Gendered Impacts of Nuclear Testing and Use of Nuclear Weapons: While the jury is out there on whether such violence can be read into the scope of "conflict-related sexual violence," we make a strong case for it given what is known about the gendered impacts of the testing and deployment of nuclear weapons. The impact of these weapons produces harms that violate sexual and reproductive health rights, and these impacts are palpably felt in a gendered fashion. For example, stillborn birth and children born with deformities from exposure to nuclear radiation, as well as vulnerability to certain kinds of cancer, and the propensity to pass on radioactive elements through breastfeeding onto an infant are some of the gendered impacts. The development and testing of a nuclear weapon is inherently a facet of negative peace and violent conflict, and the fact that the impacts are deeply gendered, inspired by established legal interpretations that have understood sexual violence as a means of carrying out genocide, all qualify nuclear weapons testing and use as a form of conflict-related sexual violence.   

Tech-facilitated and Tech-based CRSV: In recent times, CRSV has found an enabler in technology, as tech-facilitated and tech-based conflict related sexual violence (TFCRSV or TBCRSV) have become rampant. Tech-facilitated CRSV refers to CRSV that is committed, assisted, aggravated, or amplified in part or entirely by the use of any form of internet and communication technologies (ICTs). Tech-based CRSV refers to CRSV that is committed, assisted, aggravated, or amplified entirely on an ICT, using that space to inflict violence.  Examples of TFCRSV include using ICTs to facilitate tech-facilitated trafficking, forced marriages and sexual slavery, and to facilitate and broadcast other forms of sexual violence. Examples of TBCRSV include doxxing human rights defenders, online hate speech, cyberbullying, broadcasting and showcasing sexual violence, and the proliferation of synetic media, which involves the creation of false images and videos. TFCRSV has been carried out by ISIS, to target Yazidi women to perpetrate sexual violence and rape as part of a larger campaign of ethnic erasure and genocide. TBCRSV has been used in Bangladesh, Kenya, Libya, Myanmar, Palestine, Ukraine, and Yemen.  

Conflict-Related Sexual Violence Targeting Women in the Army, Peacekeeping and Other Military Forces: Sexism and patriarchal dominance is common within the armed, military, and peacekeeping forces world over. Several women and non-binary people have experienced systemic discrimination based on their gender, sex, sexual orientation, sex characteristics, and gender identity and expression.
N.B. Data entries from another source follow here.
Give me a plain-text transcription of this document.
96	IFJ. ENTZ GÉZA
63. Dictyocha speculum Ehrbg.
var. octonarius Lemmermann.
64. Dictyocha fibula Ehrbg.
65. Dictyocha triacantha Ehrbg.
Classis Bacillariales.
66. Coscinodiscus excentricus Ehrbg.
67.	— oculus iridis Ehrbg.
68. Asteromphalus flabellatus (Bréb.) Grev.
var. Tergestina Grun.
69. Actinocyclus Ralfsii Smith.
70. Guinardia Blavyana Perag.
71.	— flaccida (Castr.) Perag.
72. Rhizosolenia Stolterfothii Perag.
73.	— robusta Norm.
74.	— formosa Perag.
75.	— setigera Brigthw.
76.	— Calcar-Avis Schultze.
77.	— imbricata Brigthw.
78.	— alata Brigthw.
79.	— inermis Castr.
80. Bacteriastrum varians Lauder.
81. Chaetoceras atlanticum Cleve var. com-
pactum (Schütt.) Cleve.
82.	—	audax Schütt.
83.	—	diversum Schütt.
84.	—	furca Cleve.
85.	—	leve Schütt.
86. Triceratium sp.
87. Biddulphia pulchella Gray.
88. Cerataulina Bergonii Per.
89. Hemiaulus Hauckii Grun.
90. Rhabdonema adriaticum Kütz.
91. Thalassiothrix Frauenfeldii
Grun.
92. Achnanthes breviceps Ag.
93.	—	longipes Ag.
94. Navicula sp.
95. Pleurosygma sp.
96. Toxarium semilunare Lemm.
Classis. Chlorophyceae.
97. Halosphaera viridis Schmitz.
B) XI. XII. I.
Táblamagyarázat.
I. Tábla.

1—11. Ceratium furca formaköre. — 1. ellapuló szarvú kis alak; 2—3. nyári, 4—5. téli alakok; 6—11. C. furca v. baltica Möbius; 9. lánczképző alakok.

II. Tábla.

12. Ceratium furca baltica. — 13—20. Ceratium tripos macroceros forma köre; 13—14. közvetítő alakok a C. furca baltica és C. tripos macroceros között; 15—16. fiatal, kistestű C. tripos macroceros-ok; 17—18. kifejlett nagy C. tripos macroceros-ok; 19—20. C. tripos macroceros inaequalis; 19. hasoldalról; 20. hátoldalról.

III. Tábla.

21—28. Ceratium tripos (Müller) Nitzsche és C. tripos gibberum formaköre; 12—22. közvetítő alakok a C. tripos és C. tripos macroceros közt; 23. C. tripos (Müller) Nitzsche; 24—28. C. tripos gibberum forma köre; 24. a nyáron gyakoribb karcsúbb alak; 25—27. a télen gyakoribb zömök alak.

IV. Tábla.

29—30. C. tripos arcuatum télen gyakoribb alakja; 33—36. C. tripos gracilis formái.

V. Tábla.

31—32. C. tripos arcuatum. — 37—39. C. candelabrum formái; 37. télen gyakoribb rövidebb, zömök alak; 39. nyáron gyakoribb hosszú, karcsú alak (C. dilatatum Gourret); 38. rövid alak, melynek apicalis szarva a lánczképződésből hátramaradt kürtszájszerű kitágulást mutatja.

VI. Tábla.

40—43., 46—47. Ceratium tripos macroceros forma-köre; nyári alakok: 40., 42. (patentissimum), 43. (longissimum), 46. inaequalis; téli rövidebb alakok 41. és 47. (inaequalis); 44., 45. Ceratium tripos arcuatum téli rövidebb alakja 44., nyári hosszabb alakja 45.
Such discrimination stretches across a spectrum ranging from verbal and behavioural violence to outright physical and sexual violence. We consider it a form of conflict-related sexual violence as the background of war, armed conflict, and armed violence, past, current, and anticipated enables and keeps such violence alive.

NOTE: In all conflict contexts, given the breakdown of social, political, judicial, and security sector machinery, there is precious little impunity for those who commit sexual violence. As sexual violence prevails across the peacetime-wartime continuum, and given that armed conflict contexts also provide room for the free flow of weapons and ammunition, women and non-binary individuals face the risk of sexual violence across the personal-political continuum. Where there is mass, systemic, large-scale sexual violence on the one hand, women are equally vulnerable to opportunistic sexual violence as well as sexual violence in their own homes, as well. Neither of these is necessary "strategic" within the terms explained above, but are definitely causes for concern. As is the case during peacetime, these crimes go unreported during conflict, too. The difference between this form of sexual violence and sexual violence in furtherance of the motives listed above is the fact that the former is systematically planned and carried out at a large scale, and the perpetrators do not typically share a nexus to the target. In the latter, the crimes are carried out within personal spaces and personal relationships, and often involve a nexus between the perpetrator and target.